Ashalatha Radhakrishnan, Menon Ramshekhar N, Chandran Anuvitha, Thomas Sanjeev V, Vilanilam George, Abraham Mathew, Menon Deepak, Soumya V C, Thomas Bejoy, Kesavadas Chandrashekharan, Cherian Ajith, Sarma Sankara P
R. Madhavan Nayar Center for Comprehensive Epilepsy Care, Department of Neurology, Sree Chitra Tirunal Institute for Medical Sciences and Technology, Thiruvananthapuram, Kerala, India.
R. Madhavan Nayar Center for Comprehensive Epilepsy Care, Department of Neurology, Sree Chitra Tirunal Institute for Medical Sciences and Technology, Thiruvananthapuram, Kerala, India.
Epilepsy Res. 2018 Nov;147:109-114. doi: 10.1016/j.eplepsyres.2018.08.006. Epub 2018 Aug 27.
The success of epilepsy surgery lies in identifying the ictal onset zone accurately. The significance of auras has little been explored on surgical outcome in drug-resistant epilepsy. This study focuses on the clinicopathological correlation of aura(s) and its role in predicting surgical outcome in drug-resistant temporal lobe epilepsy (TLE). We compared surgical outcome in TLE between patients with and without aura and identified the clinico-pathological, radiological and surgical differences between the two groups.
Consecutive patients who underwent presurgical evaluation from January 2009 to December 2014 for drug-resistant TLE who underwent anterior temporal lobectomy (ATL) were included.
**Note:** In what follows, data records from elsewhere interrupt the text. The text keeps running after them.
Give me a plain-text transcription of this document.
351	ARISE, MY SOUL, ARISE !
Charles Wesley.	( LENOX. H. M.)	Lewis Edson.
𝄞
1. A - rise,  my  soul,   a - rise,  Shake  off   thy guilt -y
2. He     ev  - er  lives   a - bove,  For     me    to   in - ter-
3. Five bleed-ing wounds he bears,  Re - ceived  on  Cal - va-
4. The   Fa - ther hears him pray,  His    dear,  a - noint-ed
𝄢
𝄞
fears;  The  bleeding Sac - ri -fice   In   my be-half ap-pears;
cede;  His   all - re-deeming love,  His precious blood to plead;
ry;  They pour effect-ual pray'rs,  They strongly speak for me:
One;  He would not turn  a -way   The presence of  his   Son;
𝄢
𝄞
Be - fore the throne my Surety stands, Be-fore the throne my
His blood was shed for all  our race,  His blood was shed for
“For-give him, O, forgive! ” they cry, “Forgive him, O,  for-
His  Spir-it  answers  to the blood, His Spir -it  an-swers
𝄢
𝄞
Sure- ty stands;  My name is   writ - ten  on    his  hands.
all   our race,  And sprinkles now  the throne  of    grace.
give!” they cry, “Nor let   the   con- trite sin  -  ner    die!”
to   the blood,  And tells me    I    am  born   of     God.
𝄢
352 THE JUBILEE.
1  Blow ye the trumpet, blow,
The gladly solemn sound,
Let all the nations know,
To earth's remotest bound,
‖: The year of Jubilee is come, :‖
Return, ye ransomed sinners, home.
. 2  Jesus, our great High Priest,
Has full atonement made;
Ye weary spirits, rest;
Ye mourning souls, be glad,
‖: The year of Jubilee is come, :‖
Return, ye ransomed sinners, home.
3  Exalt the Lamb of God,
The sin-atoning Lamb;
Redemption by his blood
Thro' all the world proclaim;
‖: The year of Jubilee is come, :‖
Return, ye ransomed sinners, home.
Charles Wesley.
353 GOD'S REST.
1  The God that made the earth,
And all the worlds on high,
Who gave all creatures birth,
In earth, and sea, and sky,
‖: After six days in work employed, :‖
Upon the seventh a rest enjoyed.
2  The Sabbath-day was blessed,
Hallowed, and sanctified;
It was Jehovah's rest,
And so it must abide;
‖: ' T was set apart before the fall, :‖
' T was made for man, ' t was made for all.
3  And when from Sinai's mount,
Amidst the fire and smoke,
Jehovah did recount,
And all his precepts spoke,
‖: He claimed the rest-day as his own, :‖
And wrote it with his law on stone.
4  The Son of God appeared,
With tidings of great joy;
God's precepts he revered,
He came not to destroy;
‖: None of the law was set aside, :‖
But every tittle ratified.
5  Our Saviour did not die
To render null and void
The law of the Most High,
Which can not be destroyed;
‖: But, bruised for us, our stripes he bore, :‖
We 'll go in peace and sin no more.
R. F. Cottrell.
Patients were followed up at 3months, 12 months and then annually.
Among 456 patients, 344(75%) had aura. Multivariate logistic regression showed that prototype EEG pattern at ictal onset (OR 2.12, 95% CI 1.18-3.06, p = 0.012) and right sided epileptogenic zone (OR 1.82 95% CI 1.18-3.78, p = 0.007) were significantly associated with presence of aura. There was no difference in surgical outcome between those with and without aura. But patients with auditory aura (OR 7.28, CI 2.80-18.95, p = 0.0002) and vertiginous aura (OR 3.01, CI 1.55-7.85, p = 0.028) had a poor surgical outcome. Bivariate analysis showed that normal MRI (p = 0.028) and normal/indeterminate pathology (p = 0.001) were significantly more common with auditory/vertiginous auras.
Mere presence of aura does not affect outcome after TLE surgery. However, auditory and vertiginous auras are predictors of poor surgical outcome. These patients require more extensive screening for an ictal onset zone beyond standard limits of ATL before surgery.
癫痫手术的成功取决于准确识别发作起始区。先兆对药物难治性癫痫手术结果的影响鲜有研究。本研究聚焦于先兆的临床病理相关性及其在预测药物难治性颞叶癫痫(TLE)手术结果中的作用。我们比较了有先兆和无先兆的TLE患者的手术结果,并确定了两组之间的临床病理、放射学和手术差异。
纳入2009年1月至2014年12月因药物难治性TLE接受术前评估并接受前颞叶切除术(ATL)的连续患者。患者在术后3个月、12个月进行随访,之后每年随访一次。
456例患者中,344例(75%)有先兆。多因素逻辑回归显示,发作起始时的典型脑电图模式(OR 2.12,95%CI 1.18 - 3.06,p = 0.012)和右侧致痫区(OR 1.82,95%CI 1.18 - 3.78,p = 0.007)与先兆的存在显著相关。有先兆和无先兆患者的手术结果无差异。但有听觉先兆(OR 7.28,CI 2.80 - 18.95,p = 0.0002)和眩晕先兆(OR 3.01,CI 1.55 - 7.85,p = 0.028)的患者手术结果较差。二元分析显示,听觉/眩晕先兆患者中MRI正常(p = 0.028)和病理正常/不确定(p = 0.001)更为常见。
单纯存在先兆并不影响TLE手术后的结果。然而,听觉和眩晕先兆是手术结果不佳的预测因素。这些患者在手术前需要进行更广泛的筛查,以确定超出ATL标准范围的发作起始区。